Antisipasi Resesi, Pemerintah Disarankan Lindungi Petani Tembakau
Kinerja cukai hasil tembakau pada semester I 2022 mencapai Rp 118 triliun dan secara historis menyumbang sekitar 95 persen dari total pendapatan cukai
Penulis: Sanusi
Editor: Seno Tri Sulistiyono
TRIBUNNEWS.COM, JAKARTA - Aliansi Masyarakat Tembakau Indonesia (AMTI) menilai ekosistem pertembakauan sebagai salah satu lingkup industri andalan yang berkontribusi terhadap penerimaan negara, memiliki peran signifikan sebagai salah satu unit penyangga perekonomian.
Kinerja cukai hasil tembakau (CHT) pada semester I 2022 mencapai Rp 118 triliun dan CHT sendiri secara historis menyumbang sekitar 95 persen dari total pendapatan cukai.
Bahkan untuk tahun depan, pemerintah menargetkan pendapatan cukai sebesar Rp 245,45 triliun.
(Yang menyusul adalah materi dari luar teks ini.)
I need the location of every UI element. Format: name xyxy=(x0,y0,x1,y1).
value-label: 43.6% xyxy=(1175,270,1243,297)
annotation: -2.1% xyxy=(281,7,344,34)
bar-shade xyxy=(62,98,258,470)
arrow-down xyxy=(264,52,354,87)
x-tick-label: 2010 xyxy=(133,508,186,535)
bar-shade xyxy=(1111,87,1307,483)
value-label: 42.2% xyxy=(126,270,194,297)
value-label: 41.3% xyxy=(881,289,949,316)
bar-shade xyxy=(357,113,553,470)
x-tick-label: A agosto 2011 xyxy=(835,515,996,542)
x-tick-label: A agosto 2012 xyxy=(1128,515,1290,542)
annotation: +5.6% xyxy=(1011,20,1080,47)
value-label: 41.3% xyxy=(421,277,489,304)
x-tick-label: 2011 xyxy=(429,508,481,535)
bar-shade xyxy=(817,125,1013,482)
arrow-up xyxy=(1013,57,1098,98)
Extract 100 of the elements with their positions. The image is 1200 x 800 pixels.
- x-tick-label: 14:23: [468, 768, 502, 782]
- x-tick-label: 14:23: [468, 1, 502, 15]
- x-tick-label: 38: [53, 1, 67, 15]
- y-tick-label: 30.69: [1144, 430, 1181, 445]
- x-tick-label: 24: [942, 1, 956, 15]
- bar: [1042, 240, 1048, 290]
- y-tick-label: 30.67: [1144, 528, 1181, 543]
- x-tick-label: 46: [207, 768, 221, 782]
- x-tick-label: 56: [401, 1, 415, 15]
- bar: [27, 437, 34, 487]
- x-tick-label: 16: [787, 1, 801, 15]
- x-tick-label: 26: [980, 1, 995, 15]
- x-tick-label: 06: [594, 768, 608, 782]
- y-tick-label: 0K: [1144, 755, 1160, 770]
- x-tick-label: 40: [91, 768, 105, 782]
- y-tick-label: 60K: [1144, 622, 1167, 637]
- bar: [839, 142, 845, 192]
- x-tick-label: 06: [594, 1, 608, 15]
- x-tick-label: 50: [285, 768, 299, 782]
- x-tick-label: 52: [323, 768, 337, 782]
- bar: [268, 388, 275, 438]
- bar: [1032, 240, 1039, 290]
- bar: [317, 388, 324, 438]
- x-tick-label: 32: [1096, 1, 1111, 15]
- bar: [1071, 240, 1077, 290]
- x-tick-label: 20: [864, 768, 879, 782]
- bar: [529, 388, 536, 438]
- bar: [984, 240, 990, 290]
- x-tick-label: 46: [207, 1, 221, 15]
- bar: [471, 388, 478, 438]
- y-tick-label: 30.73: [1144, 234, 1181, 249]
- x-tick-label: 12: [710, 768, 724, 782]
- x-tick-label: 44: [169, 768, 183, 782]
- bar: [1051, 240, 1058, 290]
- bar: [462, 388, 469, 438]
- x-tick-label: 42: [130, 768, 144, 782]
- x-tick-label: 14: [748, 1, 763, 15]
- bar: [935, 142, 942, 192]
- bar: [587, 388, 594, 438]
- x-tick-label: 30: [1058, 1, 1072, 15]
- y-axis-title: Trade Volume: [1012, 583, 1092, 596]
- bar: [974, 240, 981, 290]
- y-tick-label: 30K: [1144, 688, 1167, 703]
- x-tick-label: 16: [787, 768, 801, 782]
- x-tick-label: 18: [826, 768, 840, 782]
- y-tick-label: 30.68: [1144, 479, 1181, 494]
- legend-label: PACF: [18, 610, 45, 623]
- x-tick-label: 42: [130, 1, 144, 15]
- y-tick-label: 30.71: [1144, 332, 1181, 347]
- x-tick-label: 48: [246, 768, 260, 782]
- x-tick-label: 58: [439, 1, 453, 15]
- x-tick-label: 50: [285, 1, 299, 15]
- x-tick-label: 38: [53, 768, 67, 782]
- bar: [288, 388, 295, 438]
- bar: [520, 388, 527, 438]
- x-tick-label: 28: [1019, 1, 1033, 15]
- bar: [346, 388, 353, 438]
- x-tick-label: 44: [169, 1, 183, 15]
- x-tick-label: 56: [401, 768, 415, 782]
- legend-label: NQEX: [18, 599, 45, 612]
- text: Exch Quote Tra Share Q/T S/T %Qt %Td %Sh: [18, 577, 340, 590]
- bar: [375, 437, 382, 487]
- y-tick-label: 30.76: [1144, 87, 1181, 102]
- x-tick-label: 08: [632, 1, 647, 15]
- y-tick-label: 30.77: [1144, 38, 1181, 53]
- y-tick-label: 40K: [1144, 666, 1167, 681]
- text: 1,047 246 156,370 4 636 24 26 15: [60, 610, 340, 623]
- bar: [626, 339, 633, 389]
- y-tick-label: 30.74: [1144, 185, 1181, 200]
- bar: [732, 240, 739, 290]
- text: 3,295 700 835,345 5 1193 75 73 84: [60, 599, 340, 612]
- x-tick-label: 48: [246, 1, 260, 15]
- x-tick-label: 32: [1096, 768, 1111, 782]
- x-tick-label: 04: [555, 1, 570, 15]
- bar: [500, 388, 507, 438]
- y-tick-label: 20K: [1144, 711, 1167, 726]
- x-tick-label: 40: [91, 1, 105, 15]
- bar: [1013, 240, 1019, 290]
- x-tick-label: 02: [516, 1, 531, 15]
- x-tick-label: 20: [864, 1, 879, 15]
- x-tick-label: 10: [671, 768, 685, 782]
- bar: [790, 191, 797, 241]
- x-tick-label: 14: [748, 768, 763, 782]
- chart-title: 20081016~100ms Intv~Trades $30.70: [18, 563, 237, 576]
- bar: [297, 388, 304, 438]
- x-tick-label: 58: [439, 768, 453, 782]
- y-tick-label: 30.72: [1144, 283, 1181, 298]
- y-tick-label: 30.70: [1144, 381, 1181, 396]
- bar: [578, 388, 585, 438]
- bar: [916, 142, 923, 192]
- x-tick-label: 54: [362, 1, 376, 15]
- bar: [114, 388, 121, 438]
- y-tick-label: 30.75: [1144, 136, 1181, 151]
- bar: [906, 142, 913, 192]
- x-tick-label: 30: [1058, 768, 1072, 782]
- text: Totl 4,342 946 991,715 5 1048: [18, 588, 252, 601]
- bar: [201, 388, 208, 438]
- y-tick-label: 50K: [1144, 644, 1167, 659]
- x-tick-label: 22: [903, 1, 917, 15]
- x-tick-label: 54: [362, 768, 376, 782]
Target tersebut naik 11,6 persen dibandingkan yang ditetapkan dalam Perpres 98/2022.
Melihat sumbangsih dan target penerimaan negara yang dibebankan kepada komoditas tembakau, AMTI menilai ekosistem pertembakauan semestinya mendapat perlindungan dan keberpihakan pemerintah.
Baca juga: Akademisi Sebut Pemerintah Perlu Pertimbangkan Berbagai Sisi saat Merumuskan Kebijakan CHT
Saat ini kelangsungan IHT terancam lewat berbagai regulasi pertembakauan yang tidak berimbang dan eksesif.
Sekjen AMTI Hananto Wibisono menekankan ada lebih dari 6 juta masyarakat yang menggantungkan hajat hidupnya secara langsung pada kelangsungan ekosistem pertembakauan di Indonesia.
"Maka, ketika dihadapkan pada berbagai proyeksi kondisi global, ekosistem pertembakauan seharusnya mendapatkan perlindungan bahkan didorong, diberi kesempatan untuk tumbuh. Pemerintah seharusnya bisa dan punya andil untuk menjadikan ekosistem pertembakauan nasional sebagai segmen industri padat karya yang lebih maju, memiliki nilai tambah, berdaya saing global dan menjangkau SDM yang lebih banyak," kata Hananto, Senin (24/10/2022).
Baca juga: Ditjen Bea Cukai: Kenaikan Tarif CHT Belum Diputuskan
Dalam konteks tenaga kerja, Hananto mencontohkan, ketika gelombang PHK mulai dirasakan sejak pandemi hingga awal 2022, ekosistem pertembakauan melalui segmen Sigaret Kretek Tangan (SKT) justru tetap menyerap tenaga kerja dalam dua tahun terakhir.
Nilai lebihnya, tenaga kerja baru 95 persen adalah perempuan atau ibu-ibu yang mengambil peran sebagai tulang punggung keluarga.
"Perlu disadari bahwa ancaman resesi tidak hanya berkaitan dengan kontraksi pertumbuhan ekonomi namun juga berkurangnya lapangan pekerjaan. Realitanya, elemen ekosistem pertembakauan yakni segmen SKT justru masih mampu berkontribusi menyerap tenaga kerja. Oleh karena itu, kami berharap pemerintah dapat menunjukkan komitmen keberpihakannya. Salah satunya dengan memberikan perlindungan pada SKT sebagai elemen penting ekosistem pertembakauan," Hananto menjelaskan.
Di antaranya dengan menunda kebijakan CHT sebagai stimulus terhadap ekosistem pertembakauan termasuk kepada segmen SKT.
Di sisi lain, kenaikan harga kebutuhan pokok dan daya beli masyarakat yang belum pulih sepenuhnya, lanjut Hananto, bisa menjadi parameter perekonomian bagi pemerintah untuk untuk tidak menaikkan CHT 2023 demi melindungi 6 juta tenaga kerja pada elemen mata rantai ekosistem pertembakauan.
"Mulai dari petani yang saat ini menghadapi tantangan kondisi cuaca hingga harga pupuk, membuat panen tidak maksimal. Pekerja yang dihantui oleh bayang-bayang pengurangan tenaga kerja, pabrikan dan industri yang sedang sekuat tenaga menjaga kestabilan operasional, pedagang UMKM dan retailer kecil yang sedang bangkit hingga konsumen yang berupaya memulihkan daya beli akan merasakan dampak secara langsung dan menyeluruh akibat naiknya tarif CHT. Jangan sampai kebijakan CHT di tengah kondisi inflasi dan ancaman resesi justru mematikan seluruh penghidupan di ekosistem pertembakauan," tegas Hananto.